Nuclear Quantum Many-Body Dynamics: From Collective Vibrations to Heavy-Ion Collisions (2nd edition)

TL;DR

This review discusses recent advances in nuclear quantum many-body dynamics, emphasizing computational methods, collective vibrations, heavy-ion collisions, and fission, with new insights into microscopic approaches and their applications.

Contribution

It provides an updated overview of mean-field and beyond methods, including dynamic pairing, quantum fluctuations, and realistic 3D codes, applied to diverse nuclear phenomena.

Findings

Progress in treating pairing correlations dynamically.

Application of microscopic quantum approaches to nuclear reactions.

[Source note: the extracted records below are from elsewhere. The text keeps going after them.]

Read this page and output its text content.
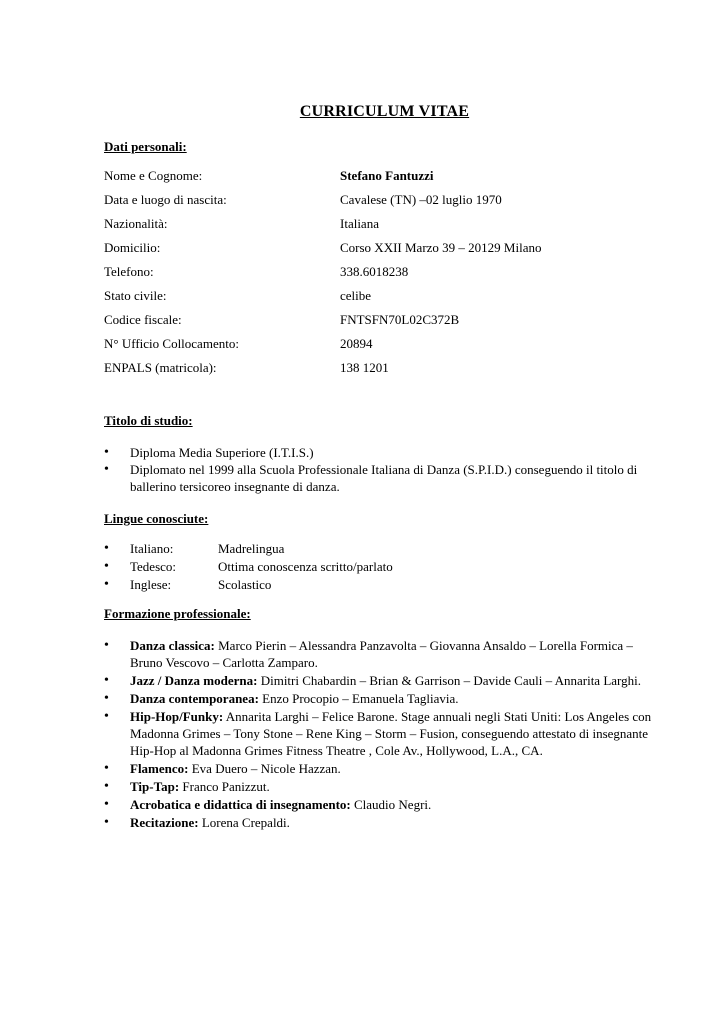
CURRICULUM VITAE
Dati personali:
Nome e Cognome:	Stefano Fantuzzi
Data e luogo di nascita:	Cavalese (TN) –02 luglio 1970
Nazionalità:	Italiana
Domicilio:	Corso XXII Marzo 39 – 20129 Milano
Telefono:	338.6018238
Stato civile:	celibe
Codice fiscale:	FNTSFN70L02C372B
N° Ufficio Collocamento:	20894
ENPALS (matricola):	138 1201
Titolo di studio:
• Diploma Media Superiore (I.T.I.S.)
• Diplomato nel 1999 alla Scuola Professionale Italiana di Danza (S.P.I.D.) conseguendo il titolo di ballerino tersicoreo insegnante di danza.
Lingue conosciute:
• Italiano:	Madrelingua
• Tedesco:	Ottima conoscenza scritto/parlato
• Inglese:	Scolastico
Formazione professionale:
• Danza classica: Marco Pierin – Alessandra Panzavolta – Giovanna Ansaldo – Lorella Formica – Bruno Vescovo – Carlotta Zamparo.
• Jazz / Danza moderna: Dimitri Chabardin – Brian & Garrison – Davide Cauli – Annarita Larghi.
• Danza contemporanea: Enzo Procopio – Emanuela Tagliavia.
• Hip-Hop/Funky: Annarita Larghi – Felice Barone. Stage annuali negli Stati Uniti: Los Angeles con Madonna Grimes – Tony Stone – Rene King – Storm – Fusion, conseguendo attestato di insegnante Hip-Hop al Madonna Grimes Fitness Theatre , Cole Av., Hollywood, L.A., CA.
• Flamenco: Eva Duero – Nicole Hazzan.
• Tip-Tap: Franco Panizzut.
• Acrobatica e didattica di insegnamento: Claudio Negri.
• Recitazione: Lorena Crepaldi.
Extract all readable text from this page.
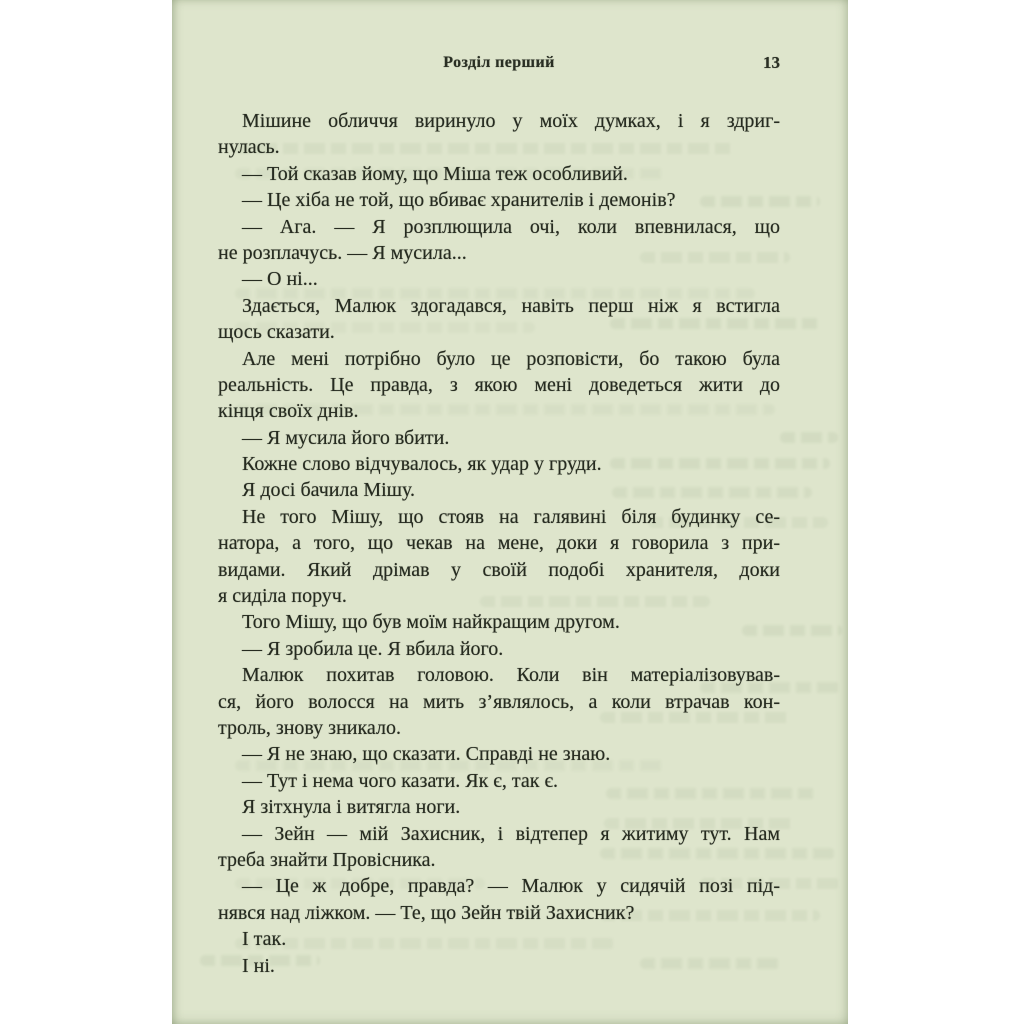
Розділ перший	13
Мішине обличчя виринуло у моїх думках, і я здриг-
нулась.
— Той сказав йому, що Міша теж особливий.
— Це хіба не той, що вбиває хранителів і демонів?
— Ага. — Я розплющила очі, коли впевнилася, що
не розплачусь. — Я мусила...
— О ні...
Здається, Малюк здогадався, навіть перш ніж я встигла
щось сказати.
Але мені потрібно було це розповісти, бо такою була
реальність. Це правда, з якою мені доведеться жити до
кінця своїх днів.
— Я мусила його вбити.
Кожне слово відчувалось, як удар у груди.
Я досі бачила Мішу.
Не того Мішу, що стояв на галявині біля будинку се-
натора, а того, що чекав на мене, доки я говорила з при-
видами. Який дрімав у своїй подобі хранителя, доки
я сиділа поруч.
Того Мішу, що був моїм найкращим другом.
— Я зробила це. Я вбила його.
Малюк похитав головою. Коли він матеріалізовував-
ся, його волосся на мить з’являлось, а коли втрачав кон-
троль, знову зникало.
— Я не знаю, що сказати. Справді не знаю.
— Тут і нема чого казати. Як є, так є.
Я зітхнула і витягла ноги.
— Зейн — мій Захисник, і відтепер я житиму тут. Нам
треба знайти Провісника.
— Це ж добре, правда? — Малюк у сидячій позі під-
нявся над ліжком. — Те, що Зейн твій Захисник?
І так.
І ні.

Insights into the interplay between collective motions and internal degrees of freedom.

Abstract

New edition of the review [EPJA 48, (2012) 152]. The increase in computational power has naturally led to new applications of mean-field (and beyond) methods. This is particularly the case of quasi-fission reactions. Since the first edition, significant progress has also been made in treating pairing correlations dynamically, leading to realistic applications in multi-nucleon transfer, fusion and fission reactions. A new section has been added on fission dynamics. A summary of recent researches on nuclear dynamics with realistic microscopic quantum approaches is presented. The Balian-Veneroni variational principle is used to derive the time-dependent Hartree-Fock (TDHF) equation describing the dynamics at the mean-field level, as well as an extension including small-amplitude quantum fluctuations which is equivalent to the time-dependent random-phase approximation (TDRPA). Such formalisms as well as their practical implementation in the nuclear physics framework with modern three-dimensional codes are discussed. Recent applications to nuclear dynamics, from collective vibrations to heavy-ion collisions are presented. A particular attention is devoted to the interplay between collective motions and internal degrees of freedom. For instance, the harmonic nature of collective vibrations is questioned. Large amplitude collective motions are investigated in the framework of heavy-ion collisions and fission. How fusion is affected by the internal structure of the collision partners, such as their deformation, is discussed. Other mechanisms in competition with fusion, and responsible for the formation of fragments which differ from the entrance channel (transfer reactions, deep-inelastic collisions, and quasi-fission) are investigated. Finally, studies of actinide collisions forming, during very short times of few zeptoseconds, the heaviest nuclear systems available on Earth, are presented.